Just the other day, I was waiting for a friend at the central bus station, which was built in the mid-80s. She had to change buses and hand me a few books, so she got off the bus, and we had to enter the building for her to buy a ticket for the next ride. The main entrance was closed, and we were a bit startled. So we went to the side one, and finally entered the ticket hall, which is quite large. Next to the main entrance, we saw a pool of water, and a waterfall above it. However, it was not an artistic installation, but a big hole in the roof, and the leakage was enormous. The funniest thing was that, outside, it was just a cold and misty February day, the rain having stopped an hour before.
In front of the apartment building where I live, there was a problem with the sewers. It was solved, but in order to reach the pipes deep underground, the workers had to pull out a street lamp post. But nobody came to return the lamp post to its original place, and since it is still winter, we are in the dark from 5 p.m. onwards. Like in the Middle Ages.
I hear voices telling me not to overreact and to stop complaining. To find something nice and write about it. Well, there are/were more than a few nice things in Zrenjanin. Three of my favorite men of letters were born here, and I am very proud that, in a way, I am continuing their work by editing a literary journal called Ulaznica (which translates as The Entering Ticket). The first of the three, Todor Manojlović (1883-1968), was of one the most influential figures of his time, a man who, along with Stanislav Vinaver, introduced modernism to Serbian literature. He spoke several languages, wrote poetry, drama, and criticism, both literary and artistic. He translated and taught, and was the key, almost the father figure to the other two: Vujica Rešin Tucić (1941-2009) and Vojislav Despotov (1950-2000). The former was one of the leaders of the neo-avant-garde movement, and the latter was his disciple, but also a guy who promoted American beat poetry, and edited a magazine devoted to it, symbolically called Hey Joe. He also translated Jack Kerouac’s classic, On the Road.
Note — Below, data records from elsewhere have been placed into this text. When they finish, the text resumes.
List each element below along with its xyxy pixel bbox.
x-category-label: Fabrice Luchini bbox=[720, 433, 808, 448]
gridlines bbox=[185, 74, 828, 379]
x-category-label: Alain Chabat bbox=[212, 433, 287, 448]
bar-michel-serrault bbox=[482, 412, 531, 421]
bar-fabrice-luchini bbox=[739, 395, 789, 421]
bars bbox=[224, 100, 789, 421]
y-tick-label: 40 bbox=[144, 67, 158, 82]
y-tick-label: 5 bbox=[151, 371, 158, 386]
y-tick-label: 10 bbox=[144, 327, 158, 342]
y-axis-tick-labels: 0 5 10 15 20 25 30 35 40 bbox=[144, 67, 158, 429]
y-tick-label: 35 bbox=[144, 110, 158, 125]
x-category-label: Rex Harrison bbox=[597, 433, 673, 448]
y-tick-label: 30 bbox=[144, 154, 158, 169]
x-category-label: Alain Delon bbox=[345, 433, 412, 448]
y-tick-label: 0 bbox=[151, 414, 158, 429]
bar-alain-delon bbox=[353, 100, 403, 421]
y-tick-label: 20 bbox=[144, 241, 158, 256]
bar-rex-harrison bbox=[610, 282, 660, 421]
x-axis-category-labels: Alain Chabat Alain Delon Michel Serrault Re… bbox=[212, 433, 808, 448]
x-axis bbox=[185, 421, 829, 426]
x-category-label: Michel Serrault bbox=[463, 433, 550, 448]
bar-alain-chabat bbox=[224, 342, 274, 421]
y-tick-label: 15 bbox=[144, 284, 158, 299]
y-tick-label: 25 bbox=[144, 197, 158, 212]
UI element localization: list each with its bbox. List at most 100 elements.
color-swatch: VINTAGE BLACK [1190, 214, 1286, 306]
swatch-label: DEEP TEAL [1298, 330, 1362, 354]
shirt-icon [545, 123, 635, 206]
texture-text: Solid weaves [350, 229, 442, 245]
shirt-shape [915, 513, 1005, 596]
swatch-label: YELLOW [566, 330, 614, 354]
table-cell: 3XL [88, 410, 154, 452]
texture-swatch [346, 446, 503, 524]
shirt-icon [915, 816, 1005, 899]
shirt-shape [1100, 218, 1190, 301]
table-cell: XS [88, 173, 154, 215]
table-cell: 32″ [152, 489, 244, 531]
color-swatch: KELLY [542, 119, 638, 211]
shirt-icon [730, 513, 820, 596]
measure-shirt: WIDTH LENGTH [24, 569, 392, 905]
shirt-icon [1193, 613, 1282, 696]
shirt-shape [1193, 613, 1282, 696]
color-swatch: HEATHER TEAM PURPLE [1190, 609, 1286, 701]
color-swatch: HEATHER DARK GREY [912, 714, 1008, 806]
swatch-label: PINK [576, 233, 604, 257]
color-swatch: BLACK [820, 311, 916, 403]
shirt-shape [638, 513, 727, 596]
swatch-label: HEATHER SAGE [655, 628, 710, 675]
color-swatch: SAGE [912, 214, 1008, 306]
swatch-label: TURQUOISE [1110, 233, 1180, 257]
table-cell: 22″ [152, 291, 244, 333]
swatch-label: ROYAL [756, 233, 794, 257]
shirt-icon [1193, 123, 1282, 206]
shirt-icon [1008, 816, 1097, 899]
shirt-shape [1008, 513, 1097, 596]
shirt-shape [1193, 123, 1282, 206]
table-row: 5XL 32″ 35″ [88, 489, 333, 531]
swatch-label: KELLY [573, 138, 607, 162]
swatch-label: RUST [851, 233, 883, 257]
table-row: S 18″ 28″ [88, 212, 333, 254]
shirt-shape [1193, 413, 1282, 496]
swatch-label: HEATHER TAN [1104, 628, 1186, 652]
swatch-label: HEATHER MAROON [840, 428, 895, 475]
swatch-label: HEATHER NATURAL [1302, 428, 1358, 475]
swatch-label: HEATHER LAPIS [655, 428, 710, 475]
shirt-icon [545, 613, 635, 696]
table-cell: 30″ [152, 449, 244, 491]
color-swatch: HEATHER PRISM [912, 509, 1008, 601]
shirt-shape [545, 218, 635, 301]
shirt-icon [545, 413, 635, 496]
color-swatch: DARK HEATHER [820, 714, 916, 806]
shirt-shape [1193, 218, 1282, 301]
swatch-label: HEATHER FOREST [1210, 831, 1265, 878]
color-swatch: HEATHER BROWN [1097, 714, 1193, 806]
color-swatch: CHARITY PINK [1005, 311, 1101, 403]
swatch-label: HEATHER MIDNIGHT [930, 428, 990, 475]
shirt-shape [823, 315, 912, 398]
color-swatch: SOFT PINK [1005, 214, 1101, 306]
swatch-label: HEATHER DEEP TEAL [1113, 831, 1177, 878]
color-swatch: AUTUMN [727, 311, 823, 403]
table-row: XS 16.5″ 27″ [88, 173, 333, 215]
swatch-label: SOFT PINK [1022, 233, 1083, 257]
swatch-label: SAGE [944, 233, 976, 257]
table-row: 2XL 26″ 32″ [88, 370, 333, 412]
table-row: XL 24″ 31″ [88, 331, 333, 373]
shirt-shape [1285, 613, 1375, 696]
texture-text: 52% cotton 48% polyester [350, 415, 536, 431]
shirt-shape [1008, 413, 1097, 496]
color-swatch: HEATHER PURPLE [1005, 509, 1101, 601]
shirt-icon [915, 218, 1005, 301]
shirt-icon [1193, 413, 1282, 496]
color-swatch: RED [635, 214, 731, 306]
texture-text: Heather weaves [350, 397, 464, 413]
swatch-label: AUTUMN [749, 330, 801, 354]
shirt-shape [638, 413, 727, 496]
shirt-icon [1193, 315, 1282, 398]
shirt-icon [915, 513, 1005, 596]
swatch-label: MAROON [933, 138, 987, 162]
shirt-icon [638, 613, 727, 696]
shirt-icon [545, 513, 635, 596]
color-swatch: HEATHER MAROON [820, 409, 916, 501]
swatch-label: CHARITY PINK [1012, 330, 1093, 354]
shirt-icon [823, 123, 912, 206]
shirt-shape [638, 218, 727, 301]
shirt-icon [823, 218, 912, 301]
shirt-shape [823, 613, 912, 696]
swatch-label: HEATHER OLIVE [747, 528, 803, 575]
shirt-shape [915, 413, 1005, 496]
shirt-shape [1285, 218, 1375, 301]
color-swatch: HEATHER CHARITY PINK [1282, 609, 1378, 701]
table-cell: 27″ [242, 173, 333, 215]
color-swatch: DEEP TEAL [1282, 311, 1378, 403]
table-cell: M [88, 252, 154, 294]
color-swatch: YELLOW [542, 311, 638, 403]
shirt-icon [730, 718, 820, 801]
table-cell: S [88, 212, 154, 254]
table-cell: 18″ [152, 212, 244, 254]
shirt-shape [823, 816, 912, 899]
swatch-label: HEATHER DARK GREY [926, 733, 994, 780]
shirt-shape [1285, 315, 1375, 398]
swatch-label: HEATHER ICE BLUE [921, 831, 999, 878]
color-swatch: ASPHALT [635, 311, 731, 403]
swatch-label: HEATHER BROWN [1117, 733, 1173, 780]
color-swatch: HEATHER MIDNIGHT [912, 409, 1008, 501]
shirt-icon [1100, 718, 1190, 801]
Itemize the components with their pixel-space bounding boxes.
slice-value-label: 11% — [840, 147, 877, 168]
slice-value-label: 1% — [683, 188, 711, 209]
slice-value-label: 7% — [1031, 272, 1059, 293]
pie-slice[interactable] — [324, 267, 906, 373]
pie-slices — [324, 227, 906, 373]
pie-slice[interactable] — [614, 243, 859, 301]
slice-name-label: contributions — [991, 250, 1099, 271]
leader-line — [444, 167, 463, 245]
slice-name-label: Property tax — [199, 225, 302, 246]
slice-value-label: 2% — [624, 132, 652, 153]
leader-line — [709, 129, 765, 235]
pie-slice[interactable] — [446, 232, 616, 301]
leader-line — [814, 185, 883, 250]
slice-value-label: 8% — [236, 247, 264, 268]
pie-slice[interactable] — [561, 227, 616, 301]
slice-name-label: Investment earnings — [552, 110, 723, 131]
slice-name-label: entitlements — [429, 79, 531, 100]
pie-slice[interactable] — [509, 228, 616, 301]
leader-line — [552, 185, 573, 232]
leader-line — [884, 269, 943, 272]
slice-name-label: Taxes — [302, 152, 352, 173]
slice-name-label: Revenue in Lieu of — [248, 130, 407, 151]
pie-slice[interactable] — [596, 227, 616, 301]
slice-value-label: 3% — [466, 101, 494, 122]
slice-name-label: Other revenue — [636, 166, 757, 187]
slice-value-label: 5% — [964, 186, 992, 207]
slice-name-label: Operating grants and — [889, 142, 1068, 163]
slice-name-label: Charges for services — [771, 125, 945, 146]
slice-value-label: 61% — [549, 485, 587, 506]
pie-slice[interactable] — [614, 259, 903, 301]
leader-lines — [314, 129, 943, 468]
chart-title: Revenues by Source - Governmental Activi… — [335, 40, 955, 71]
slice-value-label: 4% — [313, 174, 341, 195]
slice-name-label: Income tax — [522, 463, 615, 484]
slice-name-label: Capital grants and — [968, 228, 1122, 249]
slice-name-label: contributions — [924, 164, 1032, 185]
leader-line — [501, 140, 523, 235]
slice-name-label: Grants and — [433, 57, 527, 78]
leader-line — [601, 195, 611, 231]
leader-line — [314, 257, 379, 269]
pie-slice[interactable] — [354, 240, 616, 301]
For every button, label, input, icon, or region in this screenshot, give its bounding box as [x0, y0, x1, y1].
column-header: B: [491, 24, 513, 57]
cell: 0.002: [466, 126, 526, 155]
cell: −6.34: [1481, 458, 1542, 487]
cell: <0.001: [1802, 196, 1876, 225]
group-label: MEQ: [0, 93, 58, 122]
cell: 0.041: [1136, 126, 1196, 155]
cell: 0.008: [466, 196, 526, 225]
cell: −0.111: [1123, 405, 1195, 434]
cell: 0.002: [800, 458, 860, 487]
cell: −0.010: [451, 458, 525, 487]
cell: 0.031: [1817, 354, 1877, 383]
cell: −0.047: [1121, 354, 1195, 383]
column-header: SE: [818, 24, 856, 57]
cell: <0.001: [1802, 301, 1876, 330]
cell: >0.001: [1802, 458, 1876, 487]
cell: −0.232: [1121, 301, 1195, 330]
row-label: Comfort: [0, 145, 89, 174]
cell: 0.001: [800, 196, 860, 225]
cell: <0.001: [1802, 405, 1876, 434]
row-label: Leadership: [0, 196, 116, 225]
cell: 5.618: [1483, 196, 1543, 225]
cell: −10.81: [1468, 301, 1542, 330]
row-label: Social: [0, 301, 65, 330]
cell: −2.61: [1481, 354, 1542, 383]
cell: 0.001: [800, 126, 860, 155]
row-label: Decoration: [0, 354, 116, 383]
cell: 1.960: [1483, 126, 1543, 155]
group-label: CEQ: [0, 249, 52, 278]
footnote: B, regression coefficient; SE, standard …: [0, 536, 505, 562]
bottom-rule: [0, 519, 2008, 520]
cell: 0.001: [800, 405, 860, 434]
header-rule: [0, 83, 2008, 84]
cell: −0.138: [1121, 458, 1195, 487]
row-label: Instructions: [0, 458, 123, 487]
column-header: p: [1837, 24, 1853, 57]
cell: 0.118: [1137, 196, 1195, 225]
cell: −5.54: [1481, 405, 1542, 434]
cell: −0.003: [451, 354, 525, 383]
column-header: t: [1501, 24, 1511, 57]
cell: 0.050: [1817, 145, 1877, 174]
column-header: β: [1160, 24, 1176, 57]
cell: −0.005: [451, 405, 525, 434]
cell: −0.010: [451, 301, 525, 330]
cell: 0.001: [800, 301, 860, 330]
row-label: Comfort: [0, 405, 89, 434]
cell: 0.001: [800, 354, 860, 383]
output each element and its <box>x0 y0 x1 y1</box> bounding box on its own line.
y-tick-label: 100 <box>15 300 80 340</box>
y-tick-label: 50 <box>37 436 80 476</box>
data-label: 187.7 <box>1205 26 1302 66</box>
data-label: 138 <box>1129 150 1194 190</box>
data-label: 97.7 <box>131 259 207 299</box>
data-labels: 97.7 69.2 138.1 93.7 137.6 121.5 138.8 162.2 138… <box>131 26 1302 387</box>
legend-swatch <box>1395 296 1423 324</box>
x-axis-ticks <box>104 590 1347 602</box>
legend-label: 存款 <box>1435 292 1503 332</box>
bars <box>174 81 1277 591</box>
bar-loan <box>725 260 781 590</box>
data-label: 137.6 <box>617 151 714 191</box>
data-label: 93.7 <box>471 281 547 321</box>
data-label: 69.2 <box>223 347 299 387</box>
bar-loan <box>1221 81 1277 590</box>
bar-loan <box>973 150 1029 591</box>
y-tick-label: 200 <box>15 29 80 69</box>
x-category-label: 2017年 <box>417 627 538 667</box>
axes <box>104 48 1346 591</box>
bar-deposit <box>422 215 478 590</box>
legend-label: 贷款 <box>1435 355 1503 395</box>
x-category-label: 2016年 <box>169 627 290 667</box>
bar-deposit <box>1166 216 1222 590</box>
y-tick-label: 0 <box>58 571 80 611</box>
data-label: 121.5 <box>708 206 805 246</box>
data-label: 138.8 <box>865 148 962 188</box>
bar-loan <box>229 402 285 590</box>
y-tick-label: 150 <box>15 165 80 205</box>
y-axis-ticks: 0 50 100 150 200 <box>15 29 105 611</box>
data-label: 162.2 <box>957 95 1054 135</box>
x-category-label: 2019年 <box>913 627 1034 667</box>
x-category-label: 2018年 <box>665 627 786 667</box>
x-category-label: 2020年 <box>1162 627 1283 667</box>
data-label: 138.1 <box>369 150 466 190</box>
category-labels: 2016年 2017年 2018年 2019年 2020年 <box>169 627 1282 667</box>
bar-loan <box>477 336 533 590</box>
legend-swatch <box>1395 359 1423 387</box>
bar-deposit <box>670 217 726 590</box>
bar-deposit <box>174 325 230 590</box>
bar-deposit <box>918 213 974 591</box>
All three of these wonderful poets and thinkers are related to Zrenjanin, and they influenced not only the local, but the Yugoslav poetry scene, in more than one way. Nevertheless, all three of them left Zrenjanin at the peak of their creative powers; only the oldest of them returned after the Second World War, and not of his own accord. He was exiled to the town of his birth, because he’d taught at the university during the Nazi regime. This was his only crime. But it was a very important twist of fate for the local kids who started hanging around with Todoš, and listened to his stories from Nagyvarad, Budapest, Florence, Paris. Without these stories, there would never have been Ulaznica.
As you might assume, in every town there is a local legend, a story of origins, a myth, if you will. I like these, because I, too, am trying to be a man of letters. Were I a painter, I would probably tell you a story about more than one-hundred visual artists who live in the town. Ironically, it seems that Zrenjanin is the most artistic town in the world, per capita. And of course, I could go on bragging about our splendid but under-budgeted National Museum, the oldest theater in the country (which lacks adequate productions due to expenses), or the library which is...well, I work there, so I’d better keep quiet. But you should come and see for yourself.